Fondamentalmente, lei e suo marito erano stati così impegnati nell’operatività quotidiana che si erano totalmente dimenticati (per anni) di mettere fuori il naso e curiosare su qualche nuova proposta culinaria territoriale e/o qualche nuovo locale che, nel frattempo, erano “emersi” a loro insaputa.

Mentre loro erano impegnati ad allargare “strutturalmente” l’offerta ricettiva (aumentando il numero delle camere a disposizione per gli ospiti) il loro “core business” (la ristorazione) perdeva quote di mercato. L’andamento non era decrescente in tutte le giornate. L’attività aveva perso terreno solamente un giorno alla settimana, ma era abbastanza per incidere negativamente sul fatturato e sui costi fissi aziendali.

Il problema quindi non era la qualità del servizio oppure il valore percepito dalla clientela. Il loro mercato principale, probabilmente a fronte della frammentazione dell’offerta sul territorio e dell’aumento della “concorrenza”, aveva un po’ abbandonato le solite abitudini.
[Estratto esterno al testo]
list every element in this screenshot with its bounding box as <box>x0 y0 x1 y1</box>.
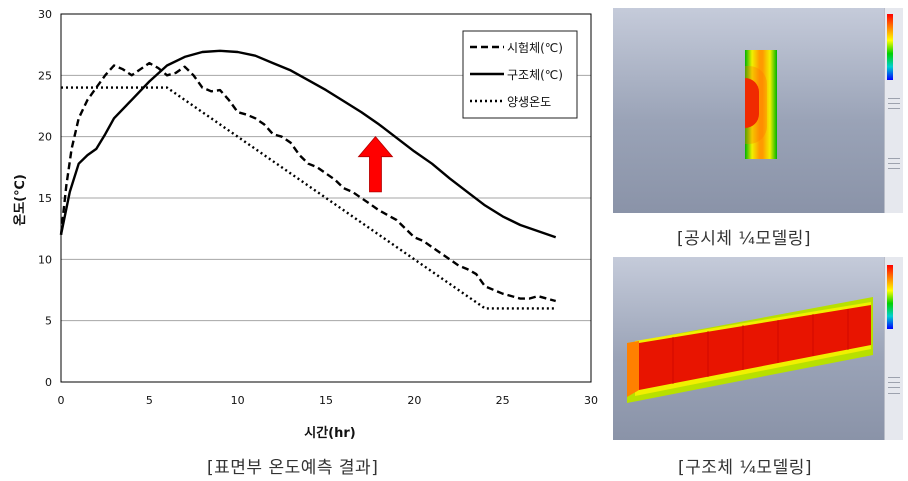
x-tick-label: 15 <box>319 394 333 407</box>
series-line-1 <box>59 61 557 303</box>
series-group <box>59 49 557 310</box>
structure-legend-panel <box>884 257 903 440</box>
legend-label: 시험체(℃) <box>507 41 563 55</box>
y-tick-label: 30 <box>38 8 52 21</box>
legend-label: 구조체(℃) <box>507 68 563 82</box>
x-tick-label: 5 <box>146 394 153 407</box>
plot-frame <box>60 13 592 383</box>
x-tick-label: 25 <box>496 394 510 407</box>
x-tick-label: 20 <box>407 394 421 407</box>
grid-lines <box>61 74 591 322</box>
axis-ticks: 0 5 10 15 20 25 30 0 5 10 15 20 25 30 <box>38 8 598 407</box>
x-tick-label: 30 <box>584 394 598 407</box>
y-tick-label: 5 <box>45 315 52 328</box>
structure-slab-drawing <box>627 297 873 403</box>
series-line-2 <box>59 49 557 239</box>
specimen-hot-core <box>745 78 759 128</box>
y-tick-label: 0 <box>45 376 52 389</box>
y-tick-label: 15 <box>38 192 52 205</box>
y-tick-label: 20 <box>38 131 52 144</box>
x-tick-label: 0 <box>58 394 65 407</box>
structure-color-legend <box>887 265 893 329</box>
structure-caption: [구조체 ¼모델링] <box>678 458 812 478</box>
annotation-arrow-group <box>357 136 394 193</box>
specimen-legend-panel <box>884 8 903 213</box>
y-tick-label: 10 <box>38 253 52 266</box>
legend: 시험체(℃) 구조체(℃) 양생온도 <box>462 30 578 119</box>
specimen-model-image <box>613 8 903 213</box>
red-up-arrow <box>357 136 394 193</box>
specimen-color-legend <box>887 14 893 80</box>
chart-caption: [표면부 온도예측 결과] <box>207 458 379 478</box>
legend-label: 양생온도 <box>507 95 551 109</box>
x-axis-label: 시간(hr) <box>304 425 355 441</box>
structure-model-image <box>613 257 903 440</box>
x-tick-label: 10 <box>231 394 245 407</box>
y-tick-label: 25 <box>38 69 52 82</box>
specimen-caption: [공시체 ¼모델링] <box>677 229 811 249</box>
specimen-mid-band <box>745 66 767 144</box>
y-axis-label: 온도(℃) <box>13 174 28 226</box>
Abbiamo così deciso di puntare su qualche servizio nuovo, incontrando una clientela più giovane, con un’offerta migliorativa “in target” (ovvero dedita a dei bisogni latenti di questa nuova clientela più giovane) con una comunicazione più “casual” e meno tradizionale, ipotizzando un budget promozionale annuo, per questo tipo di attività, di 10.000,00€ 

Dal brainstorming assieme, dalle ricerche di mercato (alcune ricerche qualitative attraverso il web), dalle visite alla concorrenza e dalle visite extra territorio in ottica di “mistery client” (cliente misterioso) ne è nata una fase di elaborazione che, grazie a tutti questi “nuovi input”, è sfociata successivamente nella nuova attività serale dell’Aperitivo Agricolo, qualcosa di esistente sul mercato milanese, ma non veronese.

In un contesto professionale così “fluido” e veloce, mai concentrarsi esagerante sull’operatività quotidiana, tralasciando la “ricerca & lo sviluppo”. E’ una delle cose che vi salverà in fase di rilancio!